# Supported Documents

This page lists the types of documents that are supported by the [document processing orchestrator](https://gdplabs.gitbook.io/sdk/~/revisions/beykCxz0UanaEX0sPJJu/tutorials/document-processing-orchestrator).

## Document

1. DOCX
2. PDF
3. PPTX
4. XLSX
5. Google Docs (from URL)
6. Google Slides (from URL)
7. Google Spreadsheet (from URL)

## Plain Text

1. CSV
2. HTML
3. Java
4. JavaScript (JS)
5. JSX
6. Log files (.log)
7. Markdown
8. Python
9. TypeScript (TS)
10. TSX
11. Plain text files (.txt)

## URL

1. Any public URL that is not behind any protection, e.g.
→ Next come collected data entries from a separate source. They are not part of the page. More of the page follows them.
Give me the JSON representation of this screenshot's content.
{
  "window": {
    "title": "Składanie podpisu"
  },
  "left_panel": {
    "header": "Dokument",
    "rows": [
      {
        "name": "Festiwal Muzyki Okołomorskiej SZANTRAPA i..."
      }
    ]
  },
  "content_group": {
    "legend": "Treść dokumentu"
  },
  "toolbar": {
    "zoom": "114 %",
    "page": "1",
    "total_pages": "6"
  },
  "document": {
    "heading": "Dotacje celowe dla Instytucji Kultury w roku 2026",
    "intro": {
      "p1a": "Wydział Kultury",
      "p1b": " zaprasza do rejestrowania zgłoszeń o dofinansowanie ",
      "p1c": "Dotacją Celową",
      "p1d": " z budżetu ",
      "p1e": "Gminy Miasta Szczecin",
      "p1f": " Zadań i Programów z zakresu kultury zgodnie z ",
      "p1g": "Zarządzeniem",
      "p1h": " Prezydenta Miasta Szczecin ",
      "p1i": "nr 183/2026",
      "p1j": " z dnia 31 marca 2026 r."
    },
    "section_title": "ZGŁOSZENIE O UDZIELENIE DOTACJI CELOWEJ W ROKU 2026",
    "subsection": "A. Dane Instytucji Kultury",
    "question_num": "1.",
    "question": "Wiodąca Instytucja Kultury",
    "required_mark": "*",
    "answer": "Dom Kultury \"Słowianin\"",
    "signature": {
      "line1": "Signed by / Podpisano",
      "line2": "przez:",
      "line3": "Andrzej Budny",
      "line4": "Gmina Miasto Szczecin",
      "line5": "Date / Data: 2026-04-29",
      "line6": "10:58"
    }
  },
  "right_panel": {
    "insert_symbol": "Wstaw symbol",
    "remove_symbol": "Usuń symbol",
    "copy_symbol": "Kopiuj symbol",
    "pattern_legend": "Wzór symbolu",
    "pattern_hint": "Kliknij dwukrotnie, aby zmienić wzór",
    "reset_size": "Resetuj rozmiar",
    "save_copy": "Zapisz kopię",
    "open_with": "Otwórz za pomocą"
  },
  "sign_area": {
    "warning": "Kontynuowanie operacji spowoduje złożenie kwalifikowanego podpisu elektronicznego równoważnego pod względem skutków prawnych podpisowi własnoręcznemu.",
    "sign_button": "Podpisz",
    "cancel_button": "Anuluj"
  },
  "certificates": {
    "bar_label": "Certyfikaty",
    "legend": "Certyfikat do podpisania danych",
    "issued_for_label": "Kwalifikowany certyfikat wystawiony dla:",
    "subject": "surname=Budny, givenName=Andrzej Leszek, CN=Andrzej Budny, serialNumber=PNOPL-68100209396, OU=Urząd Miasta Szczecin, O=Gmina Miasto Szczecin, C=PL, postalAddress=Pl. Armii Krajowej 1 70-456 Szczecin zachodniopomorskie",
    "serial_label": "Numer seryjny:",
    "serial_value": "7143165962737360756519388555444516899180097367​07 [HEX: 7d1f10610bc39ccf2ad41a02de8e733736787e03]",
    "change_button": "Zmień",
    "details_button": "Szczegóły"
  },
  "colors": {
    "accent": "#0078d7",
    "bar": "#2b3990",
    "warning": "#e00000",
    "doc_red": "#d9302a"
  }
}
IP block and/or anti-bot measures.
2. YouTube URLs - Will be ingested to text; may sometimes fail due to limitations from Google.

## Image

*These will be ingested as text.*

1. HEIC
2. HEIF
3. JPEG (.jpg/.jpeg)
4. PNG
5. WEBP
6. TIFF

## Audio

*These will be ingested as text.*

1. FLAC
2. MP3
3. OGG
4. WAV

## Video

*These will be ingested as text.*

1. MP4
2. MPEG
3. MOV
4. AVI
5. MKV
6. WEBM
7. FLV
8. WMV
9. 3GP
10. OGV
11. ASF
12. MP2T
13. OGG

## Output

Document processing orchestrator can save into the following data stores:

1. Vector database
2. Tabular database
3. Knowledge Graph

## Limitations

### Future Support

These limitations are planned to be addressed in the future:

1. Transient processing (extract-only, instead of extract and ingest).

### Unsupported

These limitations are not planned to be supported:

1. PDF: Cannot extract advanced math equations.
2. DOCX: Cannot extract math equations.
3. URL:
   1. Cannot bypass protected URLs.
      1. Might be solved using FirecrawlDownloader (leverages [Firecrawl](https://www.firecrawl.dev/)).
   2. Cannot access social media (e.g. Facebook, Instagram, X, TikTok).
   3. Cannot get a specific part from HTML.
      1. Customization available by extending the [`gllm-docproc`](https://github.com/GDP-ADMIN/gl-sdk/blob/main/libs/gllm-docproc/gllm_docproc) library.
4. Cannot process executable or package files (e.g. DMG, EXE, GZ, TAR, ZIP).
5. Cannot process files with proprietary exstensions (e.g. AI, PSD, DLL).
6. Cannot crawl or scrape URLs periodically.
   1. Projects are responsible to manage their own scheduler or cron-jobs.